I expressed some astonishment that there is such a thing as a qualification in cake decorating. He expressed some astonishment that I should be astonished. Cake decorating is a complicated thing. But his speciality is cheesecake. And he’s very good at bread. Having baked my first loaf two weeks ago, I asked for tips. He said you should knead it for 15 minutes “so you get muscles like Schwarzenegger”, let it prove for an hour or so, then take it out again and knead it some more.
I said, are knuckles best?
Well, he said, “some people think so.
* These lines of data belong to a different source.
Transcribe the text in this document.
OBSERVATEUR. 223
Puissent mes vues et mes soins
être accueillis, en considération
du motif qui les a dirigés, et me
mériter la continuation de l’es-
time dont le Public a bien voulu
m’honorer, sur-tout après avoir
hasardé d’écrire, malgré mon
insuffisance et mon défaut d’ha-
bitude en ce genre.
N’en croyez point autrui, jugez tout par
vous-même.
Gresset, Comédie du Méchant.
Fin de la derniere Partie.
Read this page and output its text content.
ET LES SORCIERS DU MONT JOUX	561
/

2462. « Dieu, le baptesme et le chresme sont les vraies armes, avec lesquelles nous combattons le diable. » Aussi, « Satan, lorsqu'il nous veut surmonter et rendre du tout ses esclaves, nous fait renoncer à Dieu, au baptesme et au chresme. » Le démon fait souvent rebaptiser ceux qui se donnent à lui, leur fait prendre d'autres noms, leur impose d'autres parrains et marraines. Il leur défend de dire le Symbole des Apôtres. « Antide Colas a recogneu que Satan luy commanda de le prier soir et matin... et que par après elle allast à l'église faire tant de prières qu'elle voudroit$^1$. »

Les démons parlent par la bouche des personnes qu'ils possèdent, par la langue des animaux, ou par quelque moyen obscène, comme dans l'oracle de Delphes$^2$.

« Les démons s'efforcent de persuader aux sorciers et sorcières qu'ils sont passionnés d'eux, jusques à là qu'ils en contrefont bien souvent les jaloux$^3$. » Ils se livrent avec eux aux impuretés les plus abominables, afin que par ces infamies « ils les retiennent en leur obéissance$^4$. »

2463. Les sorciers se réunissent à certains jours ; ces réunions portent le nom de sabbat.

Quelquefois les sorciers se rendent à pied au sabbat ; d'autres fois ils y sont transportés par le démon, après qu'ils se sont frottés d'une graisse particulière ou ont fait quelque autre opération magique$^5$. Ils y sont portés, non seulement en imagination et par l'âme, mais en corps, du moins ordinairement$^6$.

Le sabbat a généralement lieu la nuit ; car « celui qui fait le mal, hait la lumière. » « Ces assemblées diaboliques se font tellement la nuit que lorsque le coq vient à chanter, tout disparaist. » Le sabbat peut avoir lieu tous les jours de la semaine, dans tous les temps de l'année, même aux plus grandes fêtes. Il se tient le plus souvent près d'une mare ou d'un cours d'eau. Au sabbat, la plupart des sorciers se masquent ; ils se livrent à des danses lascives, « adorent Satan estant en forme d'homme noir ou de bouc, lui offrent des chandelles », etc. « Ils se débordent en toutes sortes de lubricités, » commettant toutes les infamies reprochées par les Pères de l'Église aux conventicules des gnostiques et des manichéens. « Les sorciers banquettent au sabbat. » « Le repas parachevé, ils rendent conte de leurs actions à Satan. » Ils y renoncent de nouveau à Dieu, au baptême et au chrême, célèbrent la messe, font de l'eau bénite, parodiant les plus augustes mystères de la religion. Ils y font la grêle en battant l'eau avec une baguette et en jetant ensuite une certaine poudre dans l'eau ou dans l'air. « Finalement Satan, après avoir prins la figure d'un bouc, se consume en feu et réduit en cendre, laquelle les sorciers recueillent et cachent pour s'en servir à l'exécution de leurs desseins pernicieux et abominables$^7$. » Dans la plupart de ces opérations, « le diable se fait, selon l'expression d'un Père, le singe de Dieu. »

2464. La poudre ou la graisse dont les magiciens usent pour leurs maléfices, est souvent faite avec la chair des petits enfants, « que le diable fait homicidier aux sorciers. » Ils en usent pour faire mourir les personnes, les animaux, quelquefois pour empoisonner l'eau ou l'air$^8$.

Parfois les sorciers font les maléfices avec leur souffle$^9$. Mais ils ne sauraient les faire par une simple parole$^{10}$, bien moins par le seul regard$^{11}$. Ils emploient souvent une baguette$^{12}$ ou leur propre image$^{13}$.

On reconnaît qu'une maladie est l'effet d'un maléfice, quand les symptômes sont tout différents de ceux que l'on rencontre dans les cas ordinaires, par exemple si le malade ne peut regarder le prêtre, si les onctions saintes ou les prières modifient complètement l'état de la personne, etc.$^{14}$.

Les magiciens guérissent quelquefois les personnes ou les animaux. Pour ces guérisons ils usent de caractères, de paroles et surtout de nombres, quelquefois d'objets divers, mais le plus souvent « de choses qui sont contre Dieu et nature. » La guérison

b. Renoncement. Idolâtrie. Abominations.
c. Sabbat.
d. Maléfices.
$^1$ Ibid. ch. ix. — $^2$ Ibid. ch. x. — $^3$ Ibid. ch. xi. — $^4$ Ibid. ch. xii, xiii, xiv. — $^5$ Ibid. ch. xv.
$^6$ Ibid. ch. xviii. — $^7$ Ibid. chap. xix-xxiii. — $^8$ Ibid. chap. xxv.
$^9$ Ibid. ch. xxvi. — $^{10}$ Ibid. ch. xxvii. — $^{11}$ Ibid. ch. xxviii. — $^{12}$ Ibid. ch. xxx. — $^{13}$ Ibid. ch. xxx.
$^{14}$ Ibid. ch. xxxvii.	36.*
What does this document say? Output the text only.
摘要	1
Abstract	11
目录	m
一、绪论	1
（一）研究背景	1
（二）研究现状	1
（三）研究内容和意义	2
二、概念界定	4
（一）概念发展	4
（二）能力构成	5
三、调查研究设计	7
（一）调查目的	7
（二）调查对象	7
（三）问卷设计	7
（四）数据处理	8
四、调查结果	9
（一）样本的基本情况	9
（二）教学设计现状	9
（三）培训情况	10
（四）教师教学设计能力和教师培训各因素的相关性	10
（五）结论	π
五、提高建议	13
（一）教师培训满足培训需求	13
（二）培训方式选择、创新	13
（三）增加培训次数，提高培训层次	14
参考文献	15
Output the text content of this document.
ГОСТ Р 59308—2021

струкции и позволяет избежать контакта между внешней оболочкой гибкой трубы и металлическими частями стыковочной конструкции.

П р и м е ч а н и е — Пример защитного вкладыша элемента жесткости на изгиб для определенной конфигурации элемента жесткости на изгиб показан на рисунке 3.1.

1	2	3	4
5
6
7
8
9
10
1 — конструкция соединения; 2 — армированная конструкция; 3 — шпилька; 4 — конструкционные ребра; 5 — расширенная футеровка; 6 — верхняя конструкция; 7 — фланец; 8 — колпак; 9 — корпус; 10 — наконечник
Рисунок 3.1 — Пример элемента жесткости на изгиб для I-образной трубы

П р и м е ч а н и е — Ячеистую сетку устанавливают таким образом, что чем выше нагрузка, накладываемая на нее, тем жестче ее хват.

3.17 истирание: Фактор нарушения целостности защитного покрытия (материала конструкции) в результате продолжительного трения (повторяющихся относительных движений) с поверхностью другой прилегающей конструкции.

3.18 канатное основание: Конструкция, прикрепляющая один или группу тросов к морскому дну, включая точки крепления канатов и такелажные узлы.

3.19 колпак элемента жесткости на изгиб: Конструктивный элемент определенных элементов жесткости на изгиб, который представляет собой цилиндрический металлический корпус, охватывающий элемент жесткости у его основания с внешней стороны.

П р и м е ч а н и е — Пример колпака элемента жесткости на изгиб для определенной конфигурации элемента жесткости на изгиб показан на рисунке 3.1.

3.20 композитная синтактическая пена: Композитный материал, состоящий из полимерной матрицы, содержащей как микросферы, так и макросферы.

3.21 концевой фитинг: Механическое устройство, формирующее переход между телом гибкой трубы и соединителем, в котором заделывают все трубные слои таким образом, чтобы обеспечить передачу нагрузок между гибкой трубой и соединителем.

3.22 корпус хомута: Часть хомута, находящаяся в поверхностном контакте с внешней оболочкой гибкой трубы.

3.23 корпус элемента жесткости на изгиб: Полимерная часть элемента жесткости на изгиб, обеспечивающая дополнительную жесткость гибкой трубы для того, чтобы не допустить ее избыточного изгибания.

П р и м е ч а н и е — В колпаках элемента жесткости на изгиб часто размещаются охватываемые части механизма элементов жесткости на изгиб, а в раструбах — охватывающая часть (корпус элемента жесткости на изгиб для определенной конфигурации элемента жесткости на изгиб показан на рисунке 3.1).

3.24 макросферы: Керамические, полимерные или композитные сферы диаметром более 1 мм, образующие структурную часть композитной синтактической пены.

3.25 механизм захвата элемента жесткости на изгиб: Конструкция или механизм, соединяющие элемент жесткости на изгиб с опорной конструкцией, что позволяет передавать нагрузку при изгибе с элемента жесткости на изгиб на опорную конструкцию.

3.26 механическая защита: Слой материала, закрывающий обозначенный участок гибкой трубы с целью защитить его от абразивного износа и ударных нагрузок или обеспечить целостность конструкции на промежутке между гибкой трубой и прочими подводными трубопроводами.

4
But I do it like this.” And he demonstrated in the middle lane of the M1 by taking his hands off the steering wheel and kneading an imaginary pile of dough with the base of his hands. Despite this we arrived at the garage five minutes before it closed, having done 75 miles in a flatbed truck in an hour without speeding and while getting some top baking tips. Russell said, “You’ve got me going now. I might have to bake some cakes for my mum.” And I will bake some bread, Russell-style, though without the steering wheel.